Peu de choses dans l’art contemporain m’impressionnent autant que certains films de Werner Herzog. J’ai pour lui une admiration sans limite, je pourrais me considérer comme un de ses fans, même si je n’ai pas aimé ses films de fiction depuis longtemps, du moins à commencer par Cry of Stone. Il s’agit donc d’une admiration sélective, mais qui n’en est pas moins intense.

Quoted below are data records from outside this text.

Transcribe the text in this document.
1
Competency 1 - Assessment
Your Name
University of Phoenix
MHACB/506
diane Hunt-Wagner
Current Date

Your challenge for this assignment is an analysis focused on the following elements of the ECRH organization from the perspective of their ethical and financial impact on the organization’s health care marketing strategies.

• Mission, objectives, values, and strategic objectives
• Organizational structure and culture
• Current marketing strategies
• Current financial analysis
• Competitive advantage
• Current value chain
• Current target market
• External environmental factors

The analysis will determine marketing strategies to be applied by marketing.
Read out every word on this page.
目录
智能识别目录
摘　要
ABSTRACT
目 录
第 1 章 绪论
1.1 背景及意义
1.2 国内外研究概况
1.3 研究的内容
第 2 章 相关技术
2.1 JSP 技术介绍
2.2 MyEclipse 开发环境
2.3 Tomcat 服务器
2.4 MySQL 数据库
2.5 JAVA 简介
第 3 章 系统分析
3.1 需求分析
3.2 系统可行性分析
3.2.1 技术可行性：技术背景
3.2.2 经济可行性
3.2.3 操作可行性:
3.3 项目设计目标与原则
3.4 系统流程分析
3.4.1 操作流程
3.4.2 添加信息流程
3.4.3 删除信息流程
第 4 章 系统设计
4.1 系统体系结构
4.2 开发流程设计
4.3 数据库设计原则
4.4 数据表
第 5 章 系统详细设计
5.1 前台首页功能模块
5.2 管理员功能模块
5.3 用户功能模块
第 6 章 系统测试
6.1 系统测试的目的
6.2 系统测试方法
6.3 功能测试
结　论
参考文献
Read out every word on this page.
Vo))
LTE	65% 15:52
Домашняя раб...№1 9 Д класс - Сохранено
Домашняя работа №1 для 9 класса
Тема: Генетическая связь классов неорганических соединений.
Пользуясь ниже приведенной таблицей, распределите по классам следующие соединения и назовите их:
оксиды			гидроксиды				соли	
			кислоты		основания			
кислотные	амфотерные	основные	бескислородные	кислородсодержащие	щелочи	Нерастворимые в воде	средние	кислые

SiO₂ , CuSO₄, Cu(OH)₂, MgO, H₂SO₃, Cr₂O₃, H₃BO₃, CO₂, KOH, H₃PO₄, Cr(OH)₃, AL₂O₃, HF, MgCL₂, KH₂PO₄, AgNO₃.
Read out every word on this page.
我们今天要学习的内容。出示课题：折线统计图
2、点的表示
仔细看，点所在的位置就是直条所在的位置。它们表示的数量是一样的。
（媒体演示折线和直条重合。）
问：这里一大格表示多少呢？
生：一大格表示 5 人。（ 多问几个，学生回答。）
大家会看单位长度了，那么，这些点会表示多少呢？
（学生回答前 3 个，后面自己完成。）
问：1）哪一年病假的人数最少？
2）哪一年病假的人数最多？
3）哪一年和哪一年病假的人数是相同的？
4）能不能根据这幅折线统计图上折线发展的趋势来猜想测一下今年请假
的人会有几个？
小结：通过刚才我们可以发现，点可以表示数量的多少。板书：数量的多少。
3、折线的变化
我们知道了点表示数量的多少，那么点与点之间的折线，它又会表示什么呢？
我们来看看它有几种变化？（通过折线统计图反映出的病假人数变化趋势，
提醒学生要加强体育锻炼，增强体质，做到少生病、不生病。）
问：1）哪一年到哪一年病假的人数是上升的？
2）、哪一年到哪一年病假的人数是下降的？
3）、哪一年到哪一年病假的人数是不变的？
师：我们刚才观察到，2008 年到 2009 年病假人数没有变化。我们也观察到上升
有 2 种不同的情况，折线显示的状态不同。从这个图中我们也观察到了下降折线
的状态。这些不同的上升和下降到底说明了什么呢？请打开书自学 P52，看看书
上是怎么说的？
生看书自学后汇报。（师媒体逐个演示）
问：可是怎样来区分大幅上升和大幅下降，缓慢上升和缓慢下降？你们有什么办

En 2016, Werner Herzog a tourné un documentaire sur l’impact de l’intelligence artificielle sur la vie humaine, au titre étrange Low and Behold, Reveries of the Connected World. Le cinéma de Herzog, dans sa longue évolution, a trouvé sa formule poétique authentique dans la non-fiction. Le réalisateur est entré en dialogue avec la réalité, à partir cependant des formes extrêmes dans lesquelles elle s’est développée. La nature était généralement le lieu où ce réalisme singulier était confronté aux limites et aux possibilités de l’humanité. Mais cette fois, Herzog part de l’artifice et de la technique, mais sans changer de regard. C’était une Seconde Nature, parfaitement capable de remplacer les formes antérieures, qui remettait en cause les fondements mêmes de la condition humaine.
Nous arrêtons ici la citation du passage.